SOMETHING NEW: Writing for mainstream theatre ranks highly on Thompson's to-do list.
Acclaimed actress Gracia Thompson knows all too well what it's like to be an out-of-work thespian (she's living that very reality right now), but she joins a growing list of Jamaican actors turning their hands and their hearts to other creative avenues to do things they're genuinely passionate about. "I'm currently teaching Drama and Theatre Arts at UTECH," she informs TALLAWAH, "and I also teach English at Ardenne High."
One of her core responsibilities at UTECH is co-writing and producing the college's annual culture showcase, a role she obviously enjoys and one that forced her to grow artistically. "It challenges me as a writer to think outside the box and to keep the ideas fresh because you have to deliver what audiences want," she says.
And speaking of the writing life, Thompson, whose career in the arts spans stage plays, radio ads and television spots, has also been quietly channelling her inner Olive Senior. "The book I'm working on is about three generations of women in Jamaica, before Independence and post-Independence, and I'm very excited about what I have so far," says Thompson, who proved a vivacious co-emcee (alongside Granville Morgan) at Mello Go Roun' on Friday - and considers herself a voracious reader. "It's a fictional work," she says of the book-in-progress, "but in some cases a bit autobiographical."
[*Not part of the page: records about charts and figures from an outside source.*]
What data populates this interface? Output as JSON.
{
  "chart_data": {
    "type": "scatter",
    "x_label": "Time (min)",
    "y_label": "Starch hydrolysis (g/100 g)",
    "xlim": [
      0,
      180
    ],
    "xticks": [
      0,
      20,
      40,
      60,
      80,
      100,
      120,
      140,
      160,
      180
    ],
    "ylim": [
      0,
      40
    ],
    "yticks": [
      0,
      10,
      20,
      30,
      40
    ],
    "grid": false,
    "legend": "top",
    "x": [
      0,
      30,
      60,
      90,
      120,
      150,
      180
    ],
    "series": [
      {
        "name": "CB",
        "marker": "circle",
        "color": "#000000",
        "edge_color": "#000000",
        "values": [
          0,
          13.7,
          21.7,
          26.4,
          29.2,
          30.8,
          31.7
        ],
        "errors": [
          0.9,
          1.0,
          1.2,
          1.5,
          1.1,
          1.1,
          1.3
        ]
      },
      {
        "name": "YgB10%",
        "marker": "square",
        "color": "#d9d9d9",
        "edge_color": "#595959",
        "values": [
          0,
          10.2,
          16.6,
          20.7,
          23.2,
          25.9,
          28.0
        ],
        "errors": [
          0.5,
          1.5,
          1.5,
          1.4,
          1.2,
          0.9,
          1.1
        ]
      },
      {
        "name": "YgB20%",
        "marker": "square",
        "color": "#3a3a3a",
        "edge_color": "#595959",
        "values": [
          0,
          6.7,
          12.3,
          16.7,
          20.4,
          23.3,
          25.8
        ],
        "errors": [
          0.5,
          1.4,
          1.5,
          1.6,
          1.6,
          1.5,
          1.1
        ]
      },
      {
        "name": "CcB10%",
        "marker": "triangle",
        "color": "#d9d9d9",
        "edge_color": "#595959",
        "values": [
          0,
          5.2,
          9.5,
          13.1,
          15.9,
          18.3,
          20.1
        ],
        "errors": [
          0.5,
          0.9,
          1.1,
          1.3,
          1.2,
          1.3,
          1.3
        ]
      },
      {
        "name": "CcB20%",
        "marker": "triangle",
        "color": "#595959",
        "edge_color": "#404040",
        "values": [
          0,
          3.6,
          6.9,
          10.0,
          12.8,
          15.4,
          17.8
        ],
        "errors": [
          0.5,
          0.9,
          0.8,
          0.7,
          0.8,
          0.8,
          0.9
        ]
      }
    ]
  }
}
Having worked closely over the years with the likes of Dahlia Harris (God's Way) and Basil Dawkins (she's a front-of-house regular at his Little Little Theatre productions), it comes as no surprise that what Thompson really wants to do no is write and produce for the commercial big stage. "Ideally that is my dream, but with the absence of a few of the regular theatre houses in Kingston, getting a space to stage a commercial production might be difficult," she laments. "But I'm not gonna give up. Sometimes we just have to find other creative ways to bring dreams to reality."